水戸ネイリスト殺害事件 ぬいぐるみの位置情報で被害者宅を特定か

昨年12月に茨城県水戸市のアパートでネイリストの女性が殺害された事件で、被害女性の関係先に位置情報が分かる装置が仕込まれたぬいぐるみが送られたことが23日、捜査関係者への取材で明らかになった。SNSなどに「恐ろしい」「信じられない」など驚きの声が相次いで寄せられている。

昨年12月31日、水戸市に住むネイリストの小松本遥さん(31)が自宅アパートで殺害された。殺人容疑で逮捕されたのは、小松本さんの元交際相手で、会社員の大内拓実容疑者(28)だったとされる。県警によれば、大内容疑者は小松本さんを刃物で刺すなどして殺害した疑いがあるが、容疑を否認しているという。

また、大内容疑者は小松本さんの居場所を周囲に聞くなど、ストーカー行為を繰り返していたことも判明した。ぬいぐるみに関しては、「懸賞の当選者へのプレゼント」という趣旨の手紙とともに、小松本さんの実家に送付された。その後、小松本さんの自宅で保管されていたとのことだ。

ストーカー事案が殺人事件に発展するケースが相次いでいることから、法整備が進められている。2021年には改正ストーカー規制法が施行され、相手の承諾なくGPS機器を使用して位置情報を把握する行為などが規制の対象となった。

それでも重大事件は後を絶たない。24年12月に神奈川県川崎市の女性が行方不明になり、25年4月に元交際相手の自宅で遺体となって発見される事件が発生した。遺体はバッグに入れられ、燃やされた痕があったことなどから、社会に大きな衝撃を与えた。女性は何度もストーカー被害に遭っていることを警察に相談していたものの、警察の不適切な対応により最悪の事態となってしまった。
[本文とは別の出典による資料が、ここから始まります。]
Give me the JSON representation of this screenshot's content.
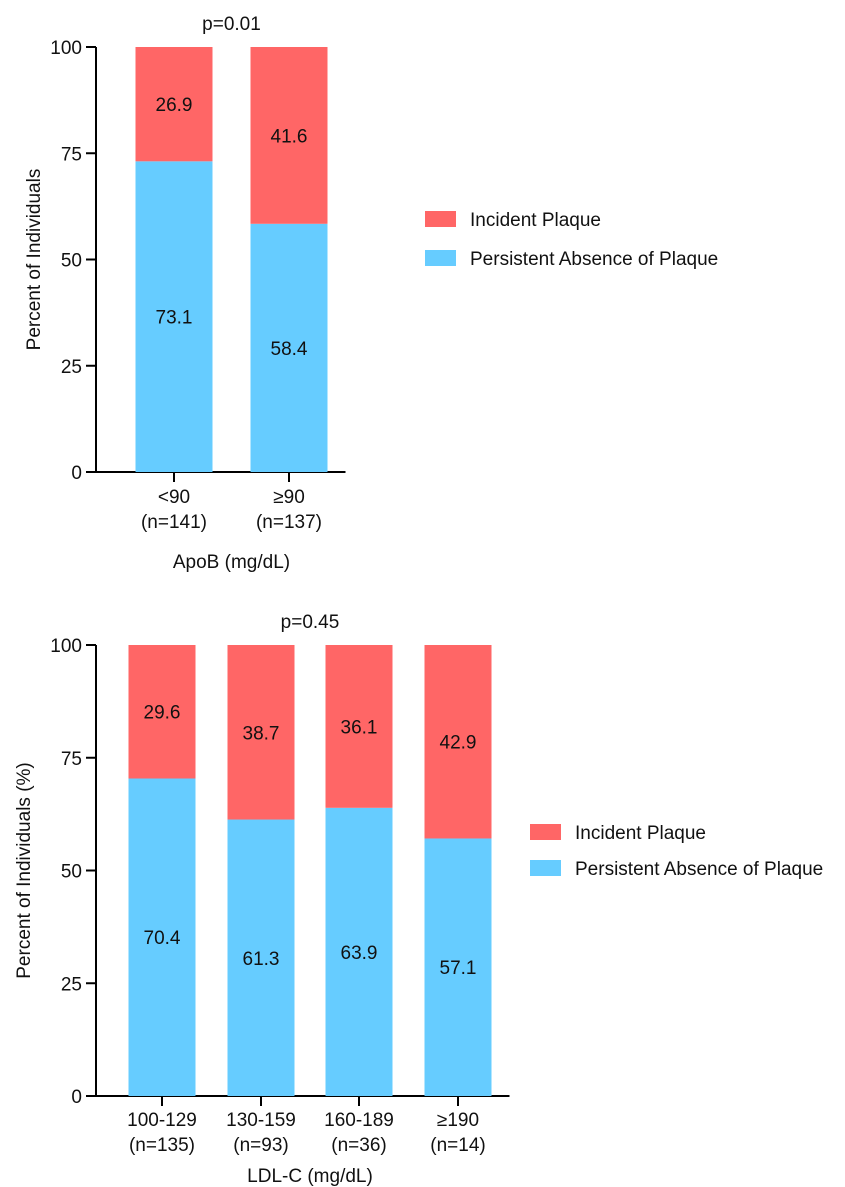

昨年12月30日にも改正ストーカー規制法が施行され、被害者の申告がなくても警察が職権で警告を出せるようになった。これまでは、加害者からの報復を恐れて申告をためらうケースが問題となっていたが、今後は迅速な対応が可能となる。果たして、法律の改正だけで事件を止められるだろうか。多くの国民が警察の対応に注目している。